An moved and moving River Gallo thanked a full and cheering house for turning out to the premiere of Ponyboi. The intersex actor starred in film, which is both a crime thriller and exploration of gender and identity.
Fallon also wrote the screenplay based on a theater piece he had developed at at NYU. Estaban Arango directed.
Unfolding over the course of Valentine’s Day in a seedy area of New Jersey, a young intersex sex worker must run from gangsters after a drug deal goes sideways, forcing him to confront his past. Fallon is the heart of the gritty crime drama that’s also an exploration of masculinity, femininity and judgmental hierarchies that exist inside the queer world as well as out. Being Intersex is medical/anatomical — when a person generally appears to be one sex but has the dominant anatomy of the other. Or, a person is born in between the typical male and female sexes. Intersex people like Ponyboi are confusing to everyone.
“It made me think about the different ways that all people are affected by the patriarchy, even within the queer community, where one would think you’d be in a safe space. But it’s pervasive,” Gallo said.
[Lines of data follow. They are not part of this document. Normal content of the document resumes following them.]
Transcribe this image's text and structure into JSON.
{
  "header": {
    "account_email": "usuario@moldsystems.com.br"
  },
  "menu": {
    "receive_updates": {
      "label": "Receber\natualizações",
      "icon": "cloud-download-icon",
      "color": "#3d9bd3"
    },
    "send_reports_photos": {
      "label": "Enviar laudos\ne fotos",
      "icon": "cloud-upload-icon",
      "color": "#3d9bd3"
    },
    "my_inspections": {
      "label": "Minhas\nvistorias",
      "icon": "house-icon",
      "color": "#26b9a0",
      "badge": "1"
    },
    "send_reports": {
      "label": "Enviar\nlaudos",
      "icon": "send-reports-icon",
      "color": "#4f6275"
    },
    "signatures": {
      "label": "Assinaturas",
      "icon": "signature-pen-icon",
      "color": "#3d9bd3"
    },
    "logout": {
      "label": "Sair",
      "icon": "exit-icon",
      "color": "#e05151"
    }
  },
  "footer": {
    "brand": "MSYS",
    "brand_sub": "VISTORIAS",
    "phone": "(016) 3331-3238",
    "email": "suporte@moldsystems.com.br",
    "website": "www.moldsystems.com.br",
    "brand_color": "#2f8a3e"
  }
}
A Q&A called out one scene in particular for praise, one where an increasingly desperate Ponyboi and a trans woman club owner played by Indya Moore have a sharp exchange before calming down and conversing about how hard it is find one true self.
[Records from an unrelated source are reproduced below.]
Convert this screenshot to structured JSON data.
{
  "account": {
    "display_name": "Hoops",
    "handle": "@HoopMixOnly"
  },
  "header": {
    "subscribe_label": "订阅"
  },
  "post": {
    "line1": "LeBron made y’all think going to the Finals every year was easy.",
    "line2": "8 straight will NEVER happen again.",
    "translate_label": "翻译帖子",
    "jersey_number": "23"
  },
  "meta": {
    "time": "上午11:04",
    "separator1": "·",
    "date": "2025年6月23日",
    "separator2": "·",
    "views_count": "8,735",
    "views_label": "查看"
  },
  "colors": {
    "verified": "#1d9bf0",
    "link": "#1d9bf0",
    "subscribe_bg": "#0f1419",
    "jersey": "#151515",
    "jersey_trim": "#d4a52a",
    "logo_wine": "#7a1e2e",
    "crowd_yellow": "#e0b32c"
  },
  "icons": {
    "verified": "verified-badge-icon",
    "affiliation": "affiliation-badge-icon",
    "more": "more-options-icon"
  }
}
“Indy and I, we worked on that dialogue together, and we crafted that scene to a point where, yeah, it was something so special to me too,” Gallo said. “Honestly, I can confidently say this is the first time a scene between an intersex person and maybe a trans questioning person, and a trans woman, are talking to each other about the differences and similarities of their experience. This is the first time that’s ever happened in cinema.”
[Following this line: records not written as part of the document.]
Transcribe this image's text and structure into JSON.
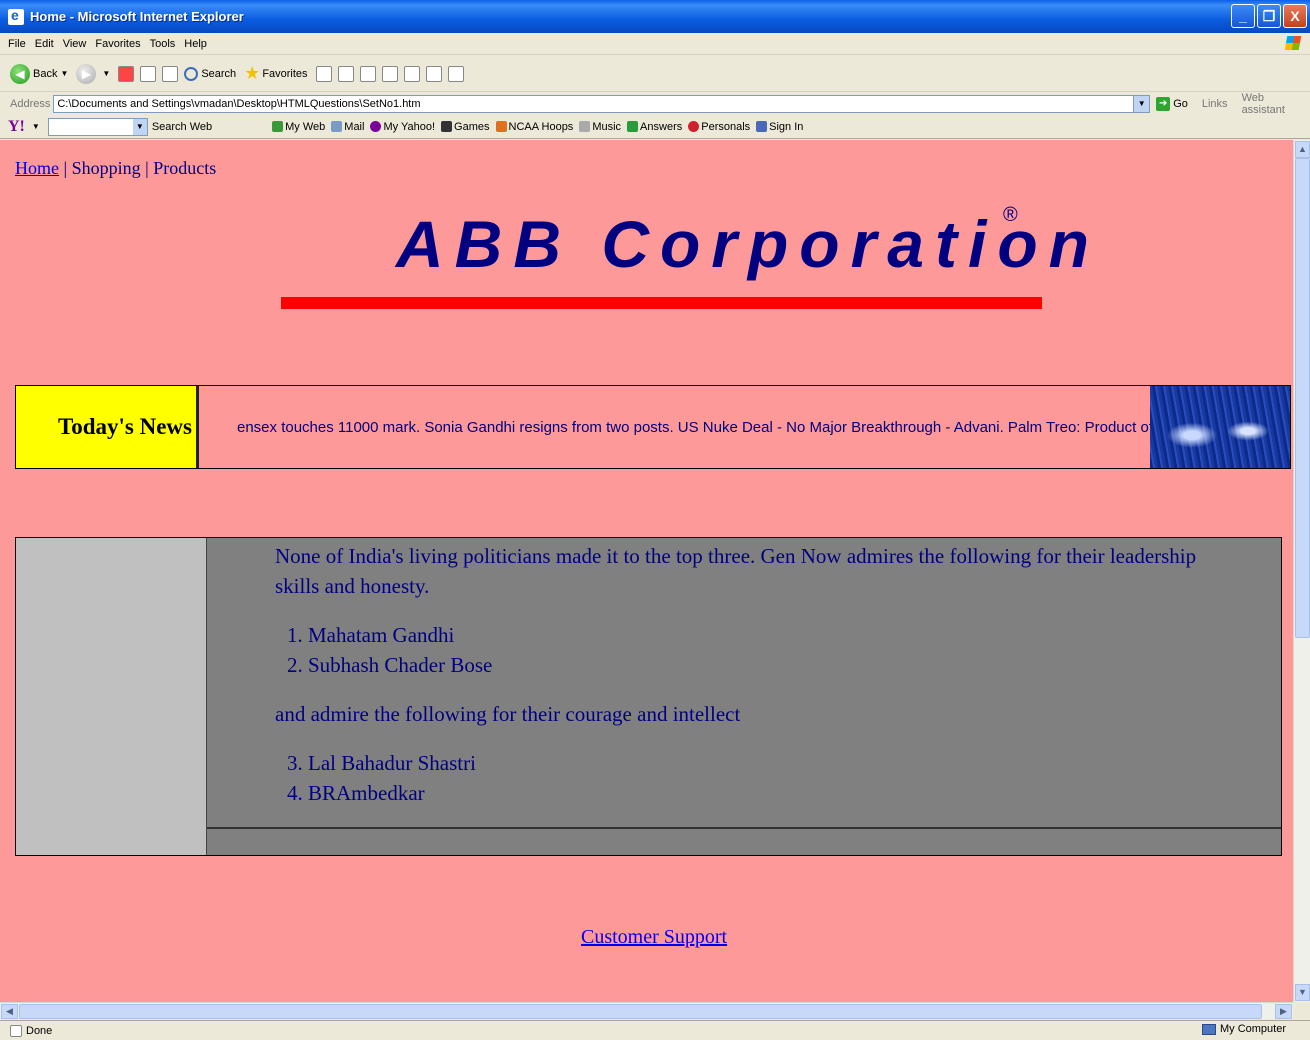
{
  "window": {
    "title": "Home - Microsoft Internet Explorer",
    "buttons": [
      "_",
      "❐",
      "X"
    ]
  },
  "menu": [
    "File",
    "Edit",
    "View",
    "Favorites",
    "Tools",
    "Help"
  ],
  "toolbar": {
    "back": "Back",
    "search": "Search",
    "favorites": "Favorites"
  },
  "address": {
    "label": "Address",
    "value": "C:\\Documents and Settings\\vmadan\\Desktop\\HTMLQuestions\\SetNo1.htm",
    "go": "Go",
    "links": "Links",
    "web_assistant": "Web assistant"
  },
  "yahoo": {
    "logo": "Y!",
    "search_web": "Search Web",
    "items": [
      "My Web",
      "Mail",
      "My Yahoo!",
      "Games",
      "NCAA Hoops",
      "Music",
      "Answers",
      "Personals",
      "Sign In"
    ]
  },
  "page": {
    "nav": {
      "home": "Home",
      "sep1": " | ",
      "shopping": "Shopping",
      "sep2": " | ",
      "products": "Products"
    },
    "logo": "ABB Corporation",
    "registered": "®",
    "news_label": "Today's News",
    "news_ticker": "ensex touches 11000 mark. Sonia Gandhi resigns from two posts. US Nuke Deal - No Major Breakthrough - Advani. Palm Treo: Product of the year",
    "intro": "None of India's living politicians made it to the top three. Gen Now admires the following for their leadership skills and honesty.",
    "list1": [
      "Mahatam Gandhi",
      "Subhash Chader Bose"
    ],
    "middle": "and admire the following for their courage and intellect",
    "list2": [
      "Lal Bahadur Shastri",
      "BRAmbedkar"
    ],
    "support": "Customer Support"
  },
  "status": {
    "left": "Done",
    "zone": "My Computer"
  },
  "colors": {
    "page_bg": "#fe9999",
    "logo": "#000080",
    "bar": "#fe0000",
    "news_label_bg": "#ffff00",
    "cell_bg": "#808080",
    "side_bg": "#c0c0c0"
  }
}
“I think as a queer and intersex and non-binary person, I really need to push the envelope of the kinds of stories and the nuances that we’re exploring in the storytelling.”
Gallo called the premiere at the Library Theatre “probably the happies moment of my life right now” and said it started “out of a desire to want to express the different ways in which I felt like an outsider in my life” with “intersecting identities — being intersex, being Latinx, being from New Jersey.”